What does all of this add up to?

Economists have described the current US economy has “K-shaped” – those with wealth are doing fine and their fortunes are improving (the top part of the K), while the other 90% are doing worse, with rising prices and stagnant wages (the lower arm of the K). A similar bifurcation rules in the Russian economy, but the split is between the military and civilian sectors, and it is creating a situation where the economy is both overheated and cooling too fast.

As The Bell summarizes, companies in the military industrial sector get favorable treatment and access to resources. Everyone else faces dire circumstances and a difficult future. The market-driven part of the economy is being sacrificed to pay for the Kremlin’s bloody war.
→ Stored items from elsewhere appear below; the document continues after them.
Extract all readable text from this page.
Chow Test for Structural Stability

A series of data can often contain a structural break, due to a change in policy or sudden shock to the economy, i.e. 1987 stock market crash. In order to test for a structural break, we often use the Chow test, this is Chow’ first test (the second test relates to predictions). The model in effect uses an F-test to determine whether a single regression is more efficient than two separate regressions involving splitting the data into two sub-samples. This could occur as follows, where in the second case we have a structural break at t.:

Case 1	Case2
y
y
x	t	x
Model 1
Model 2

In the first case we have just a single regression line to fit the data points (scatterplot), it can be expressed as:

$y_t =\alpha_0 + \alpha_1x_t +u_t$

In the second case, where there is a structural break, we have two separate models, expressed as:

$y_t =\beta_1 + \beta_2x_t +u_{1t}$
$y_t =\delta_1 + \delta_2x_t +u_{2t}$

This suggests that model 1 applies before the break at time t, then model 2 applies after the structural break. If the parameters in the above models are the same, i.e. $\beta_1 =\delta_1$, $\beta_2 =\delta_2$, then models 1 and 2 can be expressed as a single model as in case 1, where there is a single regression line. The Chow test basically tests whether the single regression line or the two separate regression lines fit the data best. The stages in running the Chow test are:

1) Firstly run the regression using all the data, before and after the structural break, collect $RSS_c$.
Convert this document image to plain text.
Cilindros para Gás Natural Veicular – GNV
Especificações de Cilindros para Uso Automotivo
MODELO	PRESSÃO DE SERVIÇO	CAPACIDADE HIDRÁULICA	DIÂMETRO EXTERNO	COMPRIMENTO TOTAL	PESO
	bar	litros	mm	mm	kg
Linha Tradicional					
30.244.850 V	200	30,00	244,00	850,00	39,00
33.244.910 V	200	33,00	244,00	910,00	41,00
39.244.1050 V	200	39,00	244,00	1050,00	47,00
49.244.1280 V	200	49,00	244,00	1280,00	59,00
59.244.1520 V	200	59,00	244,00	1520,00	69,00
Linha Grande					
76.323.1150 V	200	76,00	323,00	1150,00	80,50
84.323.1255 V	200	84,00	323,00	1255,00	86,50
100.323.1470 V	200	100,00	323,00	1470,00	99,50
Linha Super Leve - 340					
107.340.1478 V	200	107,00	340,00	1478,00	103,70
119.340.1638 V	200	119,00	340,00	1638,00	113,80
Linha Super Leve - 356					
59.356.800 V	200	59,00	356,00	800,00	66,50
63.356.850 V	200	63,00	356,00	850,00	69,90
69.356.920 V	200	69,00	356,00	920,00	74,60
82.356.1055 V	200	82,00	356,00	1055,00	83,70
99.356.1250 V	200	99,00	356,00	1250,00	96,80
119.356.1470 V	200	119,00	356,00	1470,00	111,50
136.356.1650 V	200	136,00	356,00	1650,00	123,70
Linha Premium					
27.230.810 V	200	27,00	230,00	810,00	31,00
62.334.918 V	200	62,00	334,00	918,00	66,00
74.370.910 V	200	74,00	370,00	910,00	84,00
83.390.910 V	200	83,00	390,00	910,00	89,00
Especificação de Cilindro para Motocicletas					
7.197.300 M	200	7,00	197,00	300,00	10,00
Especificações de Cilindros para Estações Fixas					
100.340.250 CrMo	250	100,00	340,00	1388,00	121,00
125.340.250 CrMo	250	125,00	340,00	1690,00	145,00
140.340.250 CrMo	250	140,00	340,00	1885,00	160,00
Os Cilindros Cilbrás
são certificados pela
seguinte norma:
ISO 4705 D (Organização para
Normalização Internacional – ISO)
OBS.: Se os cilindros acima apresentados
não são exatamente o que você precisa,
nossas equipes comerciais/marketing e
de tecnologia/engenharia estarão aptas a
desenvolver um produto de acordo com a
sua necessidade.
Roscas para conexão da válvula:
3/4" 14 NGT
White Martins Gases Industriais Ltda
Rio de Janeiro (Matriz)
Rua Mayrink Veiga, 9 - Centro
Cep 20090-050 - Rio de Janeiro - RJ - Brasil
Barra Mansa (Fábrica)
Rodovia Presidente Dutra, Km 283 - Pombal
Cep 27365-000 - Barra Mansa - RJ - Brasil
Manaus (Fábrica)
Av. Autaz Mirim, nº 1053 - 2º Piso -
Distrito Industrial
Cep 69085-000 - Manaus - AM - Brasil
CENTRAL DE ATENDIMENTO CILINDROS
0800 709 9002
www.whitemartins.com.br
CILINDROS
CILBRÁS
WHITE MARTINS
Regions face the difficult choice of whether to cut social spending or take on more debt. And households will face inflation and higher taxes and tariffs over the coming year (to say nothing of uncertain job prospects if they work in the civilian economy).

The report concludes with a dire prediction: “The lists of those rescued and those left without support will become the clearest indicator of the real priorities of economic policy. The key is not to watch declarations, but to see who is pulled out – and who is left to die.”